Блог
Иллюстрация “эффективности рынка”
…If someone got sick at your restaurant, it was over for the owner. Word would spread quickly and everyone would know. If you had a good story and a good reputation — being good in grade school and being known as honorable has its rewards — you might survive. The town, person by person, would make it’s call. That call wasn’t always correct, small town rumors, cliquishness and the like are known menaces, but for the most part the town took care of itself. So while it wasn’t always perfect — there are parts of the town I don’t miss at all — it managed well enough.
What I’m wondering is whether this can, at least in part, explain differences in attitudes toward regulation between more conservative rural areas and larger cities that are generally much more liberal.
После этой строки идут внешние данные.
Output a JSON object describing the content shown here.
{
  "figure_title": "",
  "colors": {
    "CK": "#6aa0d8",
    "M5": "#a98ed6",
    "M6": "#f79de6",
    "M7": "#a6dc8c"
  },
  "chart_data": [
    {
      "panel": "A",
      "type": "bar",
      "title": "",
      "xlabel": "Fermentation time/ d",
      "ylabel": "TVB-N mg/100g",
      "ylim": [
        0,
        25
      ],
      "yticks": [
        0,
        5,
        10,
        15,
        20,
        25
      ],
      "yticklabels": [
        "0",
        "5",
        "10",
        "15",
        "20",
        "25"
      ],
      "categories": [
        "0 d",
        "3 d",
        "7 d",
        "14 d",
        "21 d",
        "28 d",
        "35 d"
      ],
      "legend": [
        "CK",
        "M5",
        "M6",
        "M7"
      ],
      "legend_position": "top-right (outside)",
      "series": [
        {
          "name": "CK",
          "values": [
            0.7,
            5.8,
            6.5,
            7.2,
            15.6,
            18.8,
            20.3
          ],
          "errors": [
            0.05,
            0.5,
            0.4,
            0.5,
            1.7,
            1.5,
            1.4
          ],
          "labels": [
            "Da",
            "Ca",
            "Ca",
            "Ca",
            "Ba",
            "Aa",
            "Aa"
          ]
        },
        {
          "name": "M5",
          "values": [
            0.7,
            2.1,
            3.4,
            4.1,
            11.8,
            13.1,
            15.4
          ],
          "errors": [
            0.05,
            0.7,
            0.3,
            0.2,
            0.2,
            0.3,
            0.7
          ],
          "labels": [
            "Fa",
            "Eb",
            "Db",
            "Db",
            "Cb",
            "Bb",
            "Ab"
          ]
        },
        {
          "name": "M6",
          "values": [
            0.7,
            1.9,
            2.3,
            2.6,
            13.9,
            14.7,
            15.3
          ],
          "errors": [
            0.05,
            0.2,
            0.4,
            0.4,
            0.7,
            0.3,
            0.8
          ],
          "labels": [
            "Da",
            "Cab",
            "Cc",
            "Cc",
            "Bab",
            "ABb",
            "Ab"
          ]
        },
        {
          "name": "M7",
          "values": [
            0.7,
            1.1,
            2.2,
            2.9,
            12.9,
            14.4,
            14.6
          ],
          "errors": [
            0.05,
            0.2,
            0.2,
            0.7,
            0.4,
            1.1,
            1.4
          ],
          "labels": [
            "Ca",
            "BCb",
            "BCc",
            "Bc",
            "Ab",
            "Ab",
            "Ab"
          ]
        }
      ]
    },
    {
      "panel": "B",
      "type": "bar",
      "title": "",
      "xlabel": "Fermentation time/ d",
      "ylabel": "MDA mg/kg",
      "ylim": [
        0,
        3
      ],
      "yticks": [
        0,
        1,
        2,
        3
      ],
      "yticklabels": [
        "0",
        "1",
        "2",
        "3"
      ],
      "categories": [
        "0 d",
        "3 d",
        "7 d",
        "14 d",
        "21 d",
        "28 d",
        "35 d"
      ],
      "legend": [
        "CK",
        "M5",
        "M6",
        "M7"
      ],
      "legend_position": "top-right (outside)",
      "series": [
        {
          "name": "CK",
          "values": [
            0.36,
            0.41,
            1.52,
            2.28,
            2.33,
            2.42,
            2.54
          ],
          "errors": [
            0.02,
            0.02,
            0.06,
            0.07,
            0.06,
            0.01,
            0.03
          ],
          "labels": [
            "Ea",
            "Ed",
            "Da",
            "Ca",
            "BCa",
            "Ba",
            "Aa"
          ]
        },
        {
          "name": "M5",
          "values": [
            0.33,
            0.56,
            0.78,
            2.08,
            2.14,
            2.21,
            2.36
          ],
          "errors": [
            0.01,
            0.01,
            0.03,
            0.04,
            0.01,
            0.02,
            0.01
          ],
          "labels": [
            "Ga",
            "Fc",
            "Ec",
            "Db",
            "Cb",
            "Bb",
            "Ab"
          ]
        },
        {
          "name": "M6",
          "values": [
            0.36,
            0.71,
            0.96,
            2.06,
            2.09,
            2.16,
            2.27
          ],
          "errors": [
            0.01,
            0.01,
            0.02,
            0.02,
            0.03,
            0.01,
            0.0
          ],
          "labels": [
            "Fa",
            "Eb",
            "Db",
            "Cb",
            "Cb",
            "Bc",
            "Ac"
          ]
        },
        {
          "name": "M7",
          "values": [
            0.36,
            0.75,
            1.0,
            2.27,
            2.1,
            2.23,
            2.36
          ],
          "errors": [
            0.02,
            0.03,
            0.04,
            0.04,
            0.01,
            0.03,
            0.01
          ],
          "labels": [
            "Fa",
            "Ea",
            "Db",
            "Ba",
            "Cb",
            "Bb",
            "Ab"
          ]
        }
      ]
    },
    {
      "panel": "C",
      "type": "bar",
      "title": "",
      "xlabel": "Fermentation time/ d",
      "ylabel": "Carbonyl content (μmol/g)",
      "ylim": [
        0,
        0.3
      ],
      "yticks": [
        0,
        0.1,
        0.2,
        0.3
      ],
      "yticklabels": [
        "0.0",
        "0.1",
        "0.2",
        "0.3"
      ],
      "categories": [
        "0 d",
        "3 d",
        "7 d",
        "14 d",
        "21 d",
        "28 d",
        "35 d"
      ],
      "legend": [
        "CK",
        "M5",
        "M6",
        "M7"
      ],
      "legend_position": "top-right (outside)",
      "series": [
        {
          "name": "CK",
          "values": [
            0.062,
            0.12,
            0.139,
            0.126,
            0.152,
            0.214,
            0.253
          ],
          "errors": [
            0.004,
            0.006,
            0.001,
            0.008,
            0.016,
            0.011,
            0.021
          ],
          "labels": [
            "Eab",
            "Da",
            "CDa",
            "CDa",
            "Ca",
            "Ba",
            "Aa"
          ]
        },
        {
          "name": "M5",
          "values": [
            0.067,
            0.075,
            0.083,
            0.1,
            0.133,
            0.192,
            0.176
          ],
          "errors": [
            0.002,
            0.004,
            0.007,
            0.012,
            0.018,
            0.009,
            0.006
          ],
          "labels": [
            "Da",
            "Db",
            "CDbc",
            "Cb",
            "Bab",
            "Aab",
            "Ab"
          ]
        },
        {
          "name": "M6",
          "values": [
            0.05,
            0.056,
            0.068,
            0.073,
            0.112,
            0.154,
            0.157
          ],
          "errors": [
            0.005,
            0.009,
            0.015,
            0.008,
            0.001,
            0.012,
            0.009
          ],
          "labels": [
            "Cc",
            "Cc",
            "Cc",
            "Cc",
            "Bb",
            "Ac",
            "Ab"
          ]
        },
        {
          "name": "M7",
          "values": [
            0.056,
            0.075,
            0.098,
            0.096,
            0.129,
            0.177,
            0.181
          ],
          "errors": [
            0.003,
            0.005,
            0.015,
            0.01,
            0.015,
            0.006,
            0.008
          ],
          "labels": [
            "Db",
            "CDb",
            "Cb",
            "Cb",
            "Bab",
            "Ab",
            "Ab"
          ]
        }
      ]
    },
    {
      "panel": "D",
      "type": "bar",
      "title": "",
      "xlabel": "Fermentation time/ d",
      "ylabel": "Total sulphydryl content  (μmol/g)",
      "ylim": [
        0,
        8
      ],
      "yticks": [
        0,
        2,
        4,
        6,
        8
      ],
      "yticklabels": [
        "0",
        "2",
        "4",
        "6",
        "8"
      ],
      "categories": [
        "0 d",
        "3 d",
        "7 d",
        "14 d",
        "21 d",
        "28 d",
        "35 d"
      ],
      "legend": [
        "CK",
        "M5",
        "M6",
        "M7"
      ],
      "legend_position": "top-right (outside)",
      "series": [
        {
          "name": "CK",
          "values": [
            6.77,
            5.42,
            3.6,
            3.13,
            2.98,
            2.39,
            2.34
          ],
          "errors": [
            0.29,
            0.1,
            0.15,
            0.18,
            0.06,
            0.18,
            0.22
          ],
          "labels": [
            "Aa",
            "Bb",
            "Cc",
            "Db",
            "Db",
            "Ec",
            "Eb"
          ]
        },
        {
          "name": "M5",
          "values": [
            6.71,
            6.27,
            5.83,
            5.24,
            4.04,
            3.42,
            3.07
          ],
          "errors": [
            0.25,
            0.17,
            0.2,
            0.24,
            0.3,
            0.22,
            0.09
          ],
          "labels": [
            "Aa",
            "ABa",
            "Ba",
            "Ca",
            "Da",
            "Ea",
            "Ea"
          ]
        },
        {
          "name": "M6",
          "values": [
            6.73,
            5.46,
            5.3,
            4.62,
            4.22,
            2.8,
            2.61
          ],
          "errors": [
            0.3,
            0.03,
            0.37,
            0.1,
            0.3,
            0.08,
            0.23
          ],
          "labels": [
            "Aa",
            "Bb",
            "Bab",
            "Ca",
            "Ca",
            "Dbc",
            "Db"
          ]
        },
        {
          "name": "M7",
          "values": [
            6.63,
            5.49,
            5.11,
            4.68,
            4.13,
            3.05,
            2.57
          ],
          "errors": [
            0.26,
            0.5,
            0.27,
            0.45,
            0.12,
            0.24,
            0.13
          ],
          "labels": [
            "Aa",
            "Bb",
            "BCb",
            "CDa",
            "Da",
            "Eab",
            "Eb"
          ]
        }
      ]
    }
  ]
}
In a larger city, you are much more vulnerable to predatory type behavior, unfair treatment, much more likely to be dealing with strangers you have never seen before and will never see again. That uncertainty, and the experience of being taken advantage of if you aren’t continuously on guard, and sometimes even if you are — maybe a contractor did a lousy job and refuses to fix the flaws or refund money — might lead you to declare "there ought to be a law!," or that "someone needs to stop this!" You would be much more inclined to think that regulation was needed.
Марк Тома
Конкуренция с полным доступом к информации (возможность сравнить дантистов в маленьком городе) – абсолютно эффективна, следовательно рынок работает.
В большом городе дантиста найти труднее, так как нет объективной информации о качестве услуг и конкуренция уже не эффективно регулирует рынок, он работает плохо.
Поэтому идеи для малого города, в большом (современном глобальном мире) не работают.